From a distance, white blooms draw your attention when a lot of other trees are still bare. A closer look reveals clusters of fragrant whitish flowers. Bloom appear in early spring prior to, or with, leaf flush. Prunus angustifolia prefers well drained soils. Slight of stature but packed with character, this native plum is tolerant of wide range of soil pH. Drought tolerant once established, if it likes the site, expect new sprouts to arise from its roots. Trees may have thorns or be thornless.
Prunus angustifolia (Chickasaw Plum) is related to American plum and flatwoods plum (UF publication ENH-663):
Look for it at edge of clearings, along disturbed sites. Underside of leaf is dull green and matte, creating a nice contrast with shiny, dark green upper surface. The bark is a distinguishing characteristic.
Nesting birds seek refuge among the boughs. Half-inch to inch long summer fruit is consumed by deer, bear, fox and racoon. Early peoples dried fruit for winter consumption.
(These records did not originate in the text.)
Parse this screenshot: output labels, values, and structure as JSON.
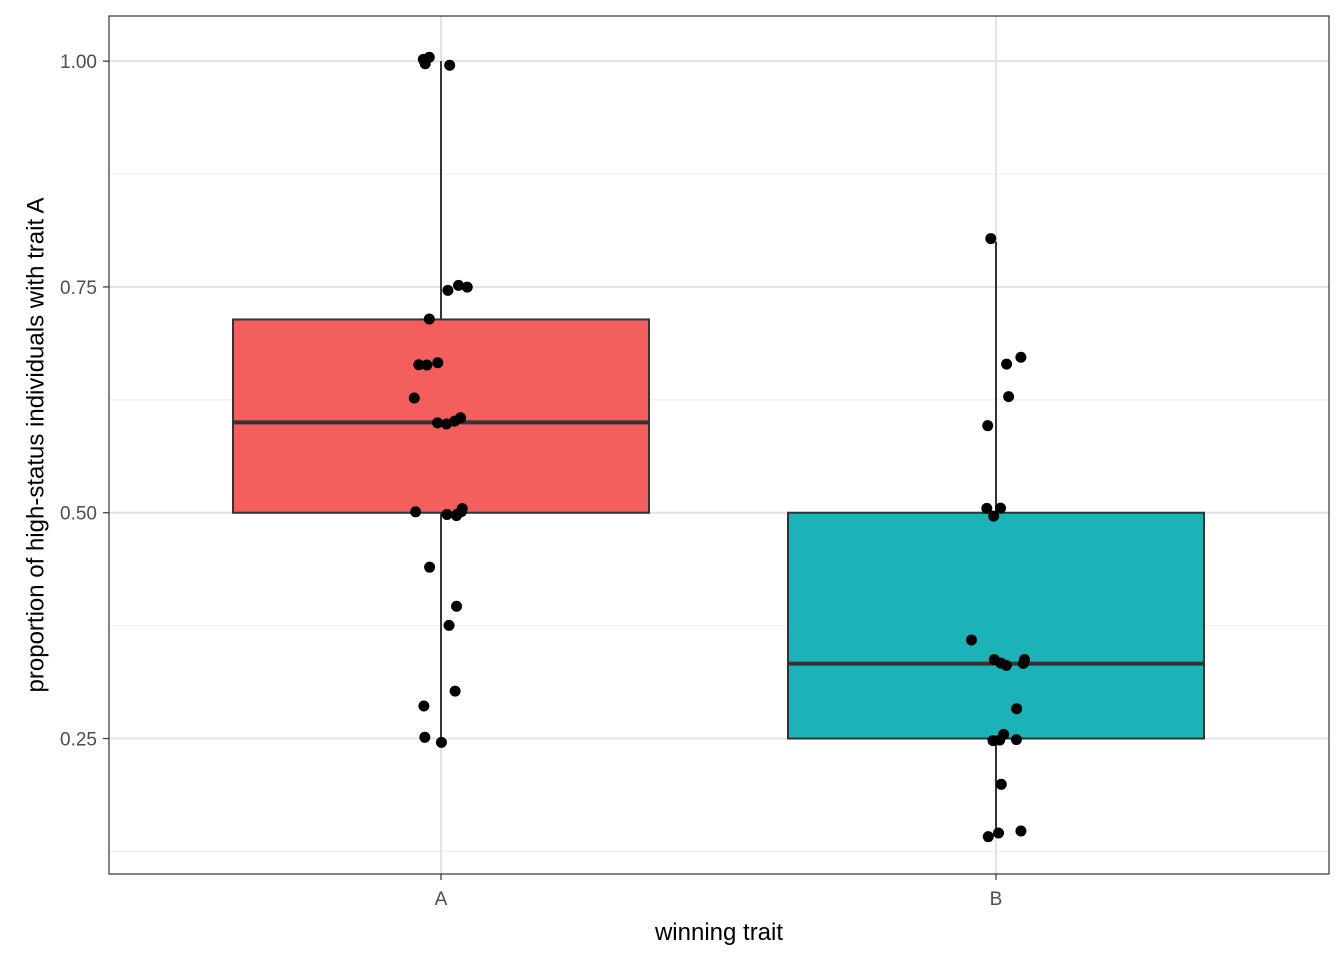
{
  "chart_data": {
    "type": "box",
    "title": "",
    "xlabel": "winning trait",
    "ylabel": "proportion of high-status individuals with trait A",
    "categories": [
      "A",
      "B"
    ],
    "ylim": [
      0.1,
      1.05
    ],
    "y_ticks": [
      0.25,
      0.5,
      0.75,
      1.0
    ],
    "y_tick_labels": [
      "0.25",
      "0.50",
      "0.75",
      "1.00"
    ],
    "y_minor_gridlines": [
      0.125,
      0.375,
      0.625,
      0.875
    ],
    "grid": true,
    "legend": "none",
    "panel_border": true,
    "series": [
      {
        "category": "A",
        "fill": "#F25F5C",
        "box": {
          "q1": 0.5,
          "median": 0.6,
          "q3": 0.714,
          "whisker_low": 0.25,
          "whisker_high": 1.0
        },
        "points": [
          1.0,
          1.0,
          1.0,
          1.0,
          0.75,
          0.75,
          0.75,
          0.714,
          0.667,
          0.667,
          0.667,
          0.625,
          0.6,
          0.6,
          0.6,
          0.6,
          0.5,
          0.5,
          0.5,
          0.5,
          0.5,
          0.5,
          0.444,
          0.4,
          0.375,
          0.3,
          0.286,
          0.25,
          0.25
        ]
      },
      {
        "category": "B",
        "fill": "#1BB3B8",
        "box": {
          "q1": 0.25,
          "median": 0.333,
          "q3": 0.5,
          "whisker_low": 0.143,
          "whisker_high": 0.8
        },
        "points": [
          0.8,
          0.667,
          0.667,
          0.625,
          0.6,
          0.5,
          0.5,
          0.5,
          0.357,
          0.333,
          0.333,
          0.333,
          0.333,
          0.333,
          0.286,
          0.25,
          0.25,
          0.25,
          0.25,
          0.2,
          0.143,
          0.143,
          0.143
        ]
      }
    ]
  }
}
According to Trees: North & Central Florida (Koeser, Hasing, Friedman & Irving, UF) wines were produced from fruit. The man-of-the-mower fondly tells of eating fruit fresh from the tree or bringing home for “Ma” to put up into jam.
A member of the Rosaceae (rose family), view the pressed specimen in UF/IFAS Extension Levy County Portable Herbarium (Jan-March, Volume II, specimen courtesy: Kristine S.). Until next month – Stay well, Spread Joy!